Terroir et tradition : deux mots souvent confondus
Dans le monde agricole et gastronomique, on associe souvent terroir et tradition comme s’il s’agissait de la même chose. Les deux peuvent cohabiter, mais ils ne désignent pas la même réalité. La tradition est une habitude qui s’inscrit dans le temps. Le terroir est l’expression d’un territoire. Ces deux notions se croisent parfois… mais elles ne se confondent pas.
Le terroir : l’expression d’un écosystème
Le terroir est le résultat d’un ensemble de facteurs naturels :
– le sol
– le climat
– la végétation
– les micro-organismes
– l’alimentation des animaux
Le vin est l’exemple le plus souvent cité. Selon le sol, l’exposition ou la flore microbienne, la fermentation d’un même cépage peut donner des résultats très différents. Cette influence est encore plus visible dans les vins naturels où l’on laisse davantage s’exprimer les levures indigènes. En élevage laitier, le terroir existe aussi. La nature des prairies, la diversité botanique, le climat ou les pratiques agricoles influencent la composition du lait.
La tradition : une culture transmise
La tradition relève plutôt de l’histoire humaine. Elle correspond à un ensemble de pratiques qui se transmettent :
– des gestes
– des méthodes de fabrication
– des manières de consommer
Comme une langue, la tradition évolue dans le temps. Elle peut aussi voyager et s’adapter à d’autres territoires. Ce qui la caractérise surtout, c’est le rapport direct entre l’homme et la matière : le geste du fromager, le savoir-faire transmis entre générations, l’attention portée au produit.
Et la Bretagne dans tout ça ?
Pendant longtemps, on a parfois entendu dire que le lait breton ne serait pas adapté à la fabrication de certains fromages. Derrière ces affirmations se cachent deux idées :
– que notre terroir ne serait pas assez « noble »
– que le lait serait issu de pratiques trop industrielles
Il est vrai que pour faire du bon fromage il faut du bon lait. Mais notre terroir n’a pas à rougir. La Bretagne possède un climat particulièrement favorable à la pousse de l’herbe.

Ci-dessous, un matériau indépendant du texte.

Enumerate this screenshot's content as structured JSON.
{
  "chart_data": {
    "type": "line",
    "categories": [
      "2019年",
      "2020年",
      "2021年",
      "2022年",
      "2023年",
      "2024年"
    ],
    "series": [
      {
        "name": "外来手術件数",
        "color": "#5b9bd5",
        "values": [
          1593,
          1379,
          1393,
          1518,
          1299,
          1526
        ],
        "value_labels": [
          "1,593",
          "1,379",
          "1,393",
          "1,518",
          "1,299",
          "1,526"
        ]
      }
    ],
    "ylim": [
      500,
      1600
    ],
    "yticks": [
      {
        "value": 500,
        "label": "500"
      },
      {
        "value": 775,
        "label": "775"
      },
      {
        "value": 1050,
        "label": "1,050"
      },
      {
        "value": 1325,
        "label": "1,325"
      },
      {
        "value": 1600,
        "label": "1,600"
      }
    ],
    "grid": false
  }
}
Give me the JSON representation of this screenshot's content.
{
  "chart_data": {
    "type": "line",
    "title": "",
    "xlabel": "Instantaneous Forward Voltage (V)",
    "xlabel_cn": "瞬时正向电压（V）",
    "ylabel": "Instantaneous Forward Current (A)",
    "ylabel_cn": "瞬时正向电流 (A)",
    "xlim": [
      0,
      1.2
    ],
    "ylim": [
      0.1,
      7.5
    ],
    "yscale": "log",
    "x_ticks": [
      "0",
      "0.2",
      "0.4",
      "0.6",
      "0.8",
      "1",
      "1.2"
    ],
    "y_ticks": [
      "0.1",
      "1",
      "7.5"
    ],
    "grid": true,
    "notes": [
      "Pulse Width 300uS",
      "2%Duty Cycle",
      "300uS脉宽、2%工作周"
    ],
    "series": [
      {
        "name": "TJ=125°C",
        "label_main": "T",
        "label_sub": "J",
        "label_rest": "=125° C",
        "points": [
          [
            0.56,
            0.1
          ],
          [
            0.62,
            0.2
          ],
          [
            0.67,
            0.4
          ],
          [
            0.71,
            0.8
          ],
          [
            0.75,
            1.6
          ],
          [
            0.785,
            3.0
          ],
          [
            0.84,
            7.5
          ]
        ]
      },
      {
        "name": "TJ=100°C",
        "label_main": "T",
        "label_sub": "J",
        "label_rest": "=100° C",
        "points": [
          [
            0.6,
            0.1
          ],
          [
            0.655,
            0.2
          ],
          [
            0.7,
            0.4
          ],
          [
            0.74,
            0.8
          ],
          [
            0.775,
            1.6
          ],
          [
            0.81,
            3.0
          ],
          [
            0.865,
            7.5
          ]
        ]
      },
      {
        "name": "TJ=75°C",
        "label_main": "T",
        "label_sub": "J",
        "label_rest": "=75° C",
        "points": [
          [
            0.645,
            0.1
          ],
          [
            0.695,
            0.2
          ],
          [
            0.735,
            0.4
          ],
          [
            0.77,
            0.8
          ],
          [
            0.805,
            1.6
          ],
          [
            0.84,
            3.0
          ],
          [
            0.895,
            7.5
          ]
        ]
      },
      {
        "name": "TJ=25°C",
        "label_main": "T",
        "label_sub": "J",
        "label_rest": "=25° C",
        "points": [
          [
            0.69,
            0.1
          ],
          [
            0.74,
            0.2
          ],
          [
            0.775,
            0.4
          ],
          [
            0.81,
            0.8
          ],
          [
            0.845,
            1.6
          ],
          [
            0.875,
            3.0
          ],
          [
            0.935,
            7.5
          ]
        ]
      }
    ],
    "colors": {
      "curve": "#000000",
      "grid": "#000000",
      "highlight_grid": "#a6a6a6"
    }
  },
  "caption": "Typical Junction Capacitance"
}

Et l’herbe est une excellente base pour produire un lait équilibré et riche — un sujet que nous abordons dans cet article : C’est quoi du bon lait ?
Un terroir n’est jamais totalement « pur »
La notion de terroir peut suggérer qu’un produit qui s’en réclame serait l’expression d’une forme de pureté originelle. Cette vision est séduisante… mais elle est en grande partie illusoire. Depuis toujours, les humains façonnent leur environnement : ils cultivent, sélectionnent des plantes, élèvent des animaux. Le terroir n’est pas une photographie du passé. C’est une construction vivante, façonnée en permanence par les choix humains.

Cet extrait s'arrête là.